Você não serve apenas para devaneios fúteis, para retocar a maquiagem, para uma viagem rasa na própria aparência! A sociedade de hoje vive de retoques e operações plásticas pra te agradar!

Espelho, espelho meu...

Quando olhamos nossa própria face, mergulhamos no nosso interior.

Quando te encaramos, nos revelamos. Brotam nossas fraquezas, vêem à tona nossos sentimentos, traduzidos no sorriso-colgate ou no olhar magoado.

Quando te fitamos, surgem os questionamentos, as dúvidas. Descobrem-se os próprios princípios, os valores, a ética.

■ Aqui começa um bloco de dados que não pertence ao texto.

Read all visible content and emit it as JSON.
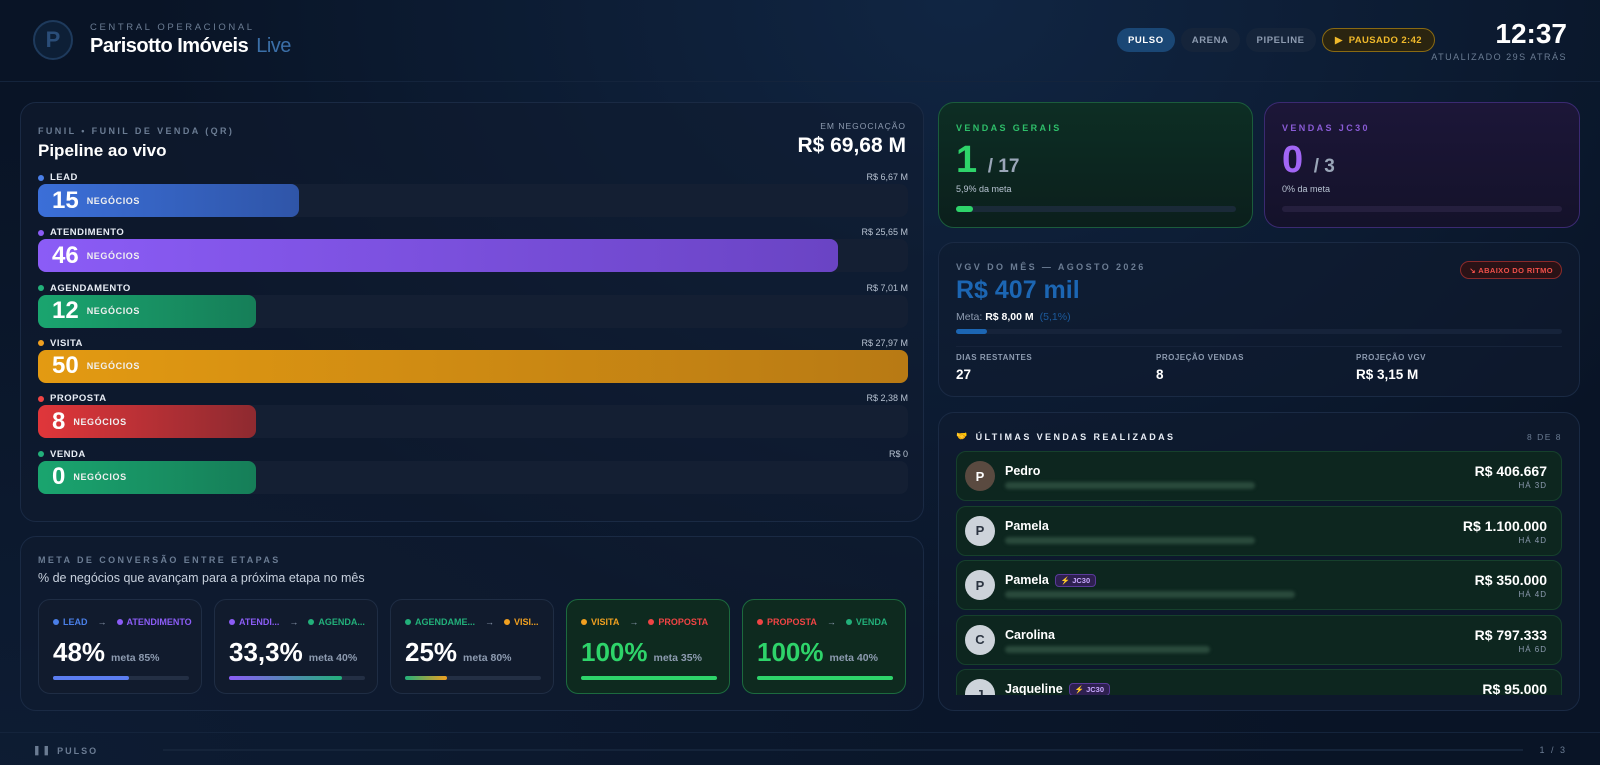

Políticos, mirem-se no espelho! Autoridades, olhem-se no espelho! Cidadãos, mirem-se no espelho! Será que tem vergonha nessas caras?

Quem olha no espelho vê a si mesmo, e enxerga também toda a humanidade.

4 comentários:

Rach disse...

dé.
eu concordo em partes com a importância do espelho. mais por conta da sociedade que exige tanto da imagem do que qualquer outra coisa.
mas acho também que, nos dias de hoje, as pessoas têm olhado no espelho sempre pensando no que os outros vão pensar. em qual será o julgamento do outro. Me parece que as pessoas têm uma relação rasa com o espelho.
Será? Posso estar errada...ou o xis da questão é justamente essa contradição.

hbo disse...

Em primeiro lugar: respondendo à sua pergunta, nós temos 5 espelhos espalhados pela casa, mas um de corpo inteiro , esse traduz exatamente o que eu sou naquele momento que estou me olhando.É ele que me diz bom dia ao meu primeiro passo cambaleante que dou.É ele que me diz se estou meio caída ou sonolenta. Arrumada ou descabelada. Gorda ou elegante. É ele que reflete meu estado de espiríto. Realmente, é ele que me faz saber que estou viva. Lindo seu texto. bj

André B. disse...

Rá,

concordo com essa ambivalência de valor que tem o espelho.

Por um lado, serve à futilidade da sociedade, que vive de aparências e se preocupa apenas com os outros

Por outro, acho que o objeto tem, sim, um valor inestimável para as questões mais profundas e subjetivas do ser humano. Auto-estima, consciência, Auto-imagem, respeito ao próximo (devido à semelhança de fisionomias entre os humanos).

Enfim, questão filosófica mesmo! Beijão

André B. disse...

HBO, minha querida tia,

achei o que você escreveu muito, muito melhor que meu texto!!!

Em poucas palavras, mas disse tudo o que eu disse com muitas!!!

Beijãozãozão!!!

ps: essa parte pra mim é a melhor

"É ele que me diz bom dia ao meu primeiro passo cambaleante que dou.

É ele que me diz se estou meio caída ou sonolenta.

Arrumada ou descabelada. Gorda ou elegante.

É ele que reflete meu estado de espiríto.

Realmente, é ele que me faz saber que estou viva."